Born in 1960, the formative years of Serena’s practice after graduation were spent at the Curwen Studio in London, where she trained as a lithographer. Her subsequent and ongoing work as technical consultant, educator, mentor, and artist, continues to be enriched by collaboration with fellow artists in her role as studio technician at Leicester Print Workshop. Alongside her working life in printmaking studios Serena studied at Central Saint Martins (MA) and the Institute of Education (PGDip) and is currently a doctoral student at Loughborough University. Her work has been widely exhibited both in the UK and internationally, and her stone lithographs are held in a number of collections including the British Museum, Nottingham University, and China Printmaking Museum. Website: serenasmith.org 


Simon Fleury’s practice-led research fabricates museum-objects to explore and test the intimate entangling relations between the museum and the photograph: Accessing this saturated field of material relations (photospherics) via the conservation based modes of photo-documentation and material analysis of museum-objects, known as the condition report (testing a counter-factual conservation). Simon’s practice is underpinned by many years as a conservator at London’s Victoria and Albert Museum, where he was responsible for the care of the Museum’s extensive photographic holdings. A practice underpinned by a background in photography, which has included extensive commercial experience, post-graduate study at the Royal College of Art, and PhD at Birmingham School of Art and Design (M3C AHRC). Simon’s work is in Tate and British Council collections.

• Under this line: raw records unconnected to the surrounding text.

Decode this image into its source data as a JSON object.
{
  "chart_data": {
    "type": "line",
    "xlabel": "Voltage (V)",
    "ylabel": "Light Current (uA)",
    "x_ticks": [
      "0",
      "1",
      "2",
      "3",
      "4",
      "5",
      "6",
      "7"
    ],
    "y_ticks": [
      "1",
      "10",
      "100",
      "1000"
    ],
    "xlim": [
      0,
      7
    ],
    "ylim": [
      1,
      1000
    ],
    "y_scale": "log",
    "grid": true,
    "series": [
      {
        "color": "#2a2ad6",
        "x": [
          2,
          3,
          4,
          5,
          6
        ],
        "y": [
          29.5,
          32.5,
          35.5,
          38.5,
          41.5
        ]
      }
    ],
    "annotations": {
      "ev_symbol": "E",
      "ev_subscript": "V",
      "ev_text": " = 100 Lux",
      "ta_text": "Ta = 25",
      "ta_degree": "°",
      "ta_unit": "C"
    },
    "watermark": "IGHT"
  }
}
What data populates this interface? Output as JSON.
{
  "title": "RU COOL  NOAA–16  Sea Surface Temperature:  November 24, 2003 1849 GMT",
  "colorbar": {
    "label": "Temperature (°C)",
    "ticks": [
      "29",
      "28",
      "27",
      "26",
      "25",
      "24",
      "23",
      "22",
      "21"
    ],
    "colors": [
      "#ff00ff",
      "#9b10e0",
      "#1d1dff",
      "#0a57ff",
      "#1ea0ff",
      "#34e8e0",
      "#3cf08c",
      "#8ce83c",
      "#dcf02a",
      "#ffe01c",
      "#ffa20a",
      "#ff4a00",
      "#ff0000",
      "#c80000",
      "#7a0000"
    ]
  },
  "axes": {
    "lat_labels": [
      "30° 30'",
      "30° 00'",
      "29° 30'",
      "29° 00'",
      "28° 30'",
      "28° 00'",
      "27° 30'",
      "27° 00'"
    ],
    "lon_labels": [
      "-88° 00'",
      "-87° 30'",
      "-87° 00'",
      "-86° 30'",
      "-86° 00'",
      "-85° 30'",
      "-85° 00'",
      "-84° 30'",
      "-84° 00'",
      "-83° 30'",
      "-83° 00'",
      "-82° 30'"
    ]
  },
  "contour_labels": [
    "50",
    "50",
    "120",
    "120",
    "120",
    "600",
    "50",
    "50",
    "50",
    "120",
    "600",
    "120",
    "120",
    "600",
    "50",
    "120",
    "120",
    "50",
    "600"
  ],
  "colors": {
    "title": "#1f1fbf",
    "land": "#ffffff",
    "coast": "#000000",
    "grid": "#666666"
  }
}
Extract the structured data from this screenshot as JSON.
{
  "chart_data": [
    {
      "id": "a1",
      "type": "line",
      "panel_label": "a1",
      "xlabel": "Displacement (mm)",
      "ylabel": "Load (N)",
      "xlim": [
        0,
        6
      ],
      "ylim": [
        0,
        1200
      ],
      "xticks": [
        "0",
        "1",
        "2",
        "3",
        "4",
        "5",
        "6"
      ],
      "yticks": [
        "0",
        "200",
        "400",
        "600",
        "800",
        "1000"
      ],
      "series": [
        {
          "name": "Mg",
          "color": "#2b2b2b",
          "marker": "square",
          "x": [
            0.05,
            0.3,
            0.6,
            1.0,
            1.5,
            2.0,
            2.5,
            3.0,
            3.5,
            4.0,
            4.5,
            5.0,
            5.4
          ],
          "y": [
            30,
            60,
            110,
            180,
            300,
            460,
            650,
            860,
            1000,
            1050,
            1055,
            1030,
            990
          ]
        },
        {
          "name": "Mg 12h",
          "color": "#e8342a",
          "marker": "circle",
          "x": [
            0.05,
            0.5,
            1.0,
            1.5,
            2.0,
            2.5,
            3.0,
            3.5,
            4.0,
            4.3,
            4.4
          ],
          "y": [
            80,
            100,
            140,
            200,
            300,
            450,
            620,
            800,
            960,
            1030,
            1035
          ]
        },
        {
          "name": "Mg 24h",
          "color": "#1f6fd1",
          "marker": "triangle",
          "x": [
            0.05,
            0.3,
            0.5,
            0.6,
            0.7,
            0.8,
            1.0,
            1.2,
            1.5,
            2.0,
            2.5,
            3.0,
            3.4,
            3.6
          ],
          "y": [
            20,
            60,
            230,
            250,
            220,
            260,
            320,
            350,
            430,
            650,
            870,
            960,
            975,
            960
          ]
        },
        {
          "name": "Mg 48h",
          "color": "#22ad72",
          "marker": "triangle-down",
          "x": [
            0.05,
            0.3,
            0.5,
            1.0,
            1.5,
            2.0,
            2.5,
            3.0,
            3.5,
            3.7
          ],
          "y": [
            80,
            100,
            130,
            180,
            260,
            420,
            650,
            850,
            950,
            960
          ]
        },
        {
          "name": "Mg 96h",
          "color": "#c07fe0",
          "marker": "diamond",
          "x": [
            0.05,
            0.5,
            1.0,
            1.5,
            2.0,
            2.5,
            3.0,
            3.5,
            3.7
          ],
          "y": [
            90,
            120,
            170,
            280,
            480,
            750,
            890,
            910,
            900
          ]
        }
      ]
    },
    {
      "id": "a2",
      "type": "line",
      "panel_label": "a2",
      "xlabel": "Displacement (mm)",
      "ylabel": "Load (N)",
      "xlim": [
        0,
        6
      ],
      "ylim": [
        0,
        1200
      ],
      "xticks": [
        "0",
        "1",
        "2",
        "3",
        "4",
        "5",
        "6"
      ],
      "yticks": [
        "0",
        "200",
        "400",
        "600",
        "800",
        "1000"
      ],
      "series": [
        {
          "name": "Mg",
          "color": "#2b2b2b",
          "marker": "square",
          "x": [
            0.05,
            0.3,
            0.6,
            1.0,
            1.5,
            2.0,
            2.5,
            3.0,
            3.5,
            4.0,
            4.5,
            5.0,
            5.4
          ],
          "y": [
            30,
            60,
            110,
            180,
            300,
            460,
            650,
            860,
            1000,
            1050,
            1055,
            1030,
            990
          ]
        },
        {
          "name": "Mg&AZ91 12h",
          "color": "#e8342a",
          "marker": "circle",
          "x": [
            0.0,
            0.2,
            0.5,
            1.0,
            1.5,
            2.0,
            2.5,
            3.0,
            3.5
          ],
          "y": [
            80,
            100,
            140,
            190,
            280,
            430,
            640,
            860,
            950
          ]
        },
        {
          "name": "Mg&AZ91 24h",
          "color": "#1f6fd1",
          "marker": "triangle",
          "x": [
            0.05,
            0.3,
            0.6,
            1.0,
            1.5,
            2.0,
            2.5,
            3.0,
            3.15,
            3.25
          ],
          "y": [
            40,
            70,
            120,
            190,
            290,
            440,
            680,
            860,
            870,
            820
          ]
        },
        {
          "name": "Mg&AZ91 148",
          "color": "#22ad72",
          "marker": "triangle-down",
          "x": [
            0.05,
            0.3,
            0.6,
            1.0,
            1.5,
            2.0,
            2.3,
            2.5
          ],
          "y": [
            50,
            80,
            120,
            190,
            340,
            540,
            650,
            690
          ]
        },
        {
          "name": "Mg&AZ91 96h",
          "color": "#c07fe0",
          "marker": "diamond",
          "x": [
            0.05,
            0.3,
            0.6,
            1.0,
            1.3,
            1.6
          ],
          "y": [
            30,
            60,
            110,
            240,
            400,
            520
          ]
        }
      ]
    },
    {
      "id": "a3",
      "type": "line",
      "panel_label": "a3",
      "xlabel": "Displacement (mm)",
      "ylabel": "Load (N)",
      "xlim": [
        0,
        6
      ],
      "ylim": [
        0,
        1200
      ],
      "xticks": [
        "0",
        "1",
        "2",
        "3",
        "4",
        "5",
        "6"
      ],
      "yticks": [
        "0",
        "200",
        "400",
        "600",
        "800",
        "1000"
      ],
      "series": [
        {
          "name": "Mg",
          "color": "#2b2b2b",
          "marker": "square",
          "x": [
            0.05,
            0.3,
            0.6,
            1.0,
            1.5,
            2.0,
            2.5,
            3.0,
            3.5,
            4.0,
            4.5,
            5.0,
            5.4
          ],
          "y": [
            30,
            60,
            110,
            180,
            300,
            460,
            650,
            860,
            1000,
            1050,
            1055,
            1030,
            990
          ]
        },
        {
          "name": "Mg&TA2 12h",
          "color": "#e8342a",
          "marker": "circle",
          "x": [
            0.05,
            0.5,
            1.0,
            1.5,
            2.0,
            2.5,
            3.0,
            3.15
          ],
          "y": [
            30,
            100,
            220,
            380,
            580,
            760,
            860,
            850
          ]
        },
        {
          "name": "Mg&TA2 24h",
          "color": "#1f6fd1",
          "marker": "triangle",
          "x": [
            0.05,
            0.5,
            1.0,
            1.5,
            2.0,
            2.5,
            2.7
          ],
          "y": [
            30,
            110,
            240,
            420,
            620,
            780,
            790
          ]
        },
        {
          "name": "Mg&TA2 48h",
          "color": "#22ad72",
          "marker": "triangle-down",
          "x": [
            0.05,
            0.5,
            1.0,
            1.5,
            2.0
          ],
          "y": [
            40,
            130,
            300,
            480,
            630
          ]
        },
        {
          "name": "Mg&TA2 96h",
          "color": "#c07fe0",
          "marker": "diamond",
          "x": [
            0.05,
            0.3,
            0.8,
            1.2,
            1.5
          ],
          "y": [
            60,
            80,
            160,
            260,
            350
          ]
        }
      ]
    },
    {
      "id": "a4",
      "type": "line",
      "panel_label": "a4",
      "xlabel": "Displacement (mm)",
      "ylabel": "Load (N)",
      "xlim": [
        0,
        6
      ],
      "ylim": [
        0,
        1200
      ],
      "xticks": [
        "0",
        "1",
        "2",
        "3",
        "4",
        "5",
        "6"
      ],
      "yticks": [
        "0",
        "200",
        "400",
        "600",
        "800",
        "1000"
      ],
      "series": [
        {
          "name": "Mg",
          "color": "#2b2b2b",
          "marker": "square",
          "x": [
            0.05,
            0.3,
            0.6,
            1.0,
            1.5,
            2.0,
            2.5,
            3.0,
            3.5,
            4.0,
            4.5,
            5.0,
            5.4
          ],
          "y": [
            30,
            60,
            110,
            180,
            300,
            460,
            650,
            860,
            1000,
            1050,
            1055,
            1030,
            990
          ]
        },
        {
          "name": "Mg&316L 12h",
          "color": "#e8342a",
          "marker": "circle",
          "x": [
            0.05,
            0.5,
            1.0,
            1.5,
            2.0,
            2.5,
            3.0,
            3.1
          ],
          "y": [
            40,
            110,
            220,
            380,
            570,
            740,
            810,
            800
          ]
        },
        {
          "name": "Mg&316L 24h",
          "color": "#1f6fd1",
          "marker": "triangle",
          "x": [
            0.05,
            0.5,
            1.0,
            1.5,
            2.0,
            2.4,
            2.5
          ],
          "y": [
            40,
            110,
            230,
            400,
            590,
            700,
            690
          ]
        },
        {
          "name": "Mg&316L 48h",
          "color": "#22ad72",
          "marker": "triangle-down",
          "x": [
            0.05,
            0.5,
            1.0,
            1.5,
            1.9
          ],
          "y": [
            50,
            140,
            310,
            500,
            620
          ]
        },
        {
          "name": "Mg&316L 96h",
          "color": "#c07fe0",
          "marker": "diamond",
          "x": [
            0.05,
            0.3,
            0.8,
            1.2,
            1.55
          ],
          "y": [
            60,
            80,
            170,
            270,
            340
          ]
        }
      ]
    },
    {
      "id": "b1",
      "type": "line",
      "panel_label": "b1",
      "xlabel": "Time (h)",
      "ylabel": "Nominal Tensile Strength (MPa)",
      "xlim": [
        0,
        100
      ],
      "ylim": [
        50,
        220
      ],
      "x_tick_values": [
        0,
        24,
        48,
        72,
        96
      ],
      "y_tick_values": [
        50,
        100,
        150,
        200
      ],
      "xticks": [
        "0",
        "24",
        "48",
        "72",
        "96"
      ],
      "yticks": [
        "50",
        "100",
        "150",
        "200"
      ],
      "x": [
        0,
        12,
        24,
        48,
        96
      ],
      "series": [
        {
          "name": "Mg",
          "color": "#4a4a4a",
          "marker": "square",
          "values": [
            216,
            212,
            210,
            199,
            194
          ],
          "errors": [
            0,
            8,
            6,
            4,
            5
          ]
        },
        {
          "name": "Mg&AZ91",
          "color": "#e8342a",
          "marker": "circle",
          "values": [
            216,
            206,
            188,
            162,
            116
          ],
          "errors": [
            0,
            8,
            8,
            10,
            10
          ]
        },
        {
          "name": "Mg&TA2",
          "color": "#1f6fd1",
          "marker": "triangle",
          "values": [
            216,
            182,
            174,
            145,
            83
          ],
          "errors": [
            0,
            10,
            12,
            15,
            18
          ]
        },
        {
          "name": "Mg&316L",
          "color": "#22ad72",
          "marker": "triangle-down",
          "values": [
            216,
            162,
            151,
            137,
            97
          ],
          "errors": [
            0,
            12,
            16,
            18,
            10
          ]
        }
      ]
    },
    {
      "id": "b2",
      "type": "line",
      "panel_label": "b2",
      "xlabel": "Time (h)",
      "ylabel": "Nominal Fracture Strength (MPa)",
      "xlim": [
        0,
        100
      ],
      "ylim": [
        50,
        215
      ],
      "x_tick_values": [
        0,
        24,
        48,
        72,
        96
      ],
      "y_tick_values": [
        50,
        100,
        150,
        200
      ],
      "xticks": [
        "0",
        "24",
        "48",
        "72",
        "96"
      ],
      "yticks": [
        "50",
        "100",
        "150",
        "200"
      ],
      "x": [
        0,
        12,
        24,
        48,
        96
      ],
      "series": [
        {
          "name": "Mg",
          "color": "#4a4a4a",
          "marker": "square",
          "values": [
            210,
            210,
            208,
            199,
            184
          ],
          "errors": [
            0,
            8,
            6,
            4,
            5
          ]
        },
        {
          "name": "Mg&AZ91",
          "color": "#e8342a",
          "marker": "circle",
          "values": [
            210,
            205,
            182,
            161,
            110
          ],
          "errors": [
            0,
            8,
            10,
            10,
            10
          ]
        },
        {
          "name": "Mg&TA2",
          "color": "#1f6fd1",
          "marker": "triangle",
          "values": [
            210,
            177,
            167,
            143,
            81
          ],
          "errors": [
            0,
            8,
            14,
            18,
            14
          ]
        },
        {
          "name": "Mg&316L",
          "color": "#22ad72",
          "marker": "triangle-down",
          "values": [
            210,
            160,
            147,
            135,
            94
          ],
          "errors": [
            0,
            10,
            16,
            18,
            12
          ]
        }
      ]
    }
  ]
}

Graduated with a BA Honours in Fine Art, Sculpture and Environmental Art from the Glasgow School of Art in 2010 and with an MA in Sculpture at the Royal College of Art in 2019. PhD candidate at University of Gloucestershire. Susie Olczak is a multidisciplinary artist with a focus on sculpture. Her work focuses on the idea of adaptation. Underpinning the projects are the themes of time, climate change, and urban development in the context of digital culture. Susie Olczak is a lecturer in Fine Art at University of Gloucestershire and has been a visiting lecturer at many UK institutions including Goldsmiths University of London, The Royal College of Art and University of the Arts London. Her work has been shown in the UK and internationally. She has been commissioned to produce public artworks by BBC Scotland, Charles Saatchi and the National Trust. Website: http://www.susieolczak.co.uk


Victoria Benito is a composer-artist and researcher. She makes music, videos, and performs her music. She is from Madrid and is currently based in Birmingham. She is often inspired by different life experiences, like swimming with dolphins in the ocean or tightening the screws of the pans and pots of her kitchen. Her music has been performed in Spain, the UK, and The Netherlands. A friend of hers said that her music ‘draws from a dreamlike sound world derived from humour, surrealism and subversion of expectations’, but I don’t really know whether that’s true; I’m just her biographer. And I’m also Victoria. I’m both.’


Zelal Basodan is a Saudi emerging ceramic artist/researcher, she believes that Islamic art reflects her identity and cultural heritage. Zelal also believes that preserving this identity does not mean the rejection of other cultures but to adapt with one another and to find an in-between. Therefore, she chose Islamic Spain during the Nasrid period as her area of exploration, due to its lavish multi-cultural and distinctive artistic style. Zelal is presently undertaking a practice-based research aiming to contribute culturally and technically towards a hybrid Contemporary Islamic Ceramics. Inspired from a cultural heritage context, which is the world heritage site Alhambra Palace and Alhambra vases. Investigating the intercultural production of Islamic artefacts and applying new interpretations in her current creative practice. Zelal holds a BA and MA in Islamic Arts, from King Abdul-Aziz University, Jeddah. She worked at the same university from 2009-2018, and from 2018 she has been working at Jeddah University. Simultaneously, she is a Doctoral Researcher at the School of Design and Creative Arts, Loughborough University, exploring the emerging field of Islamic Studio Ceramics.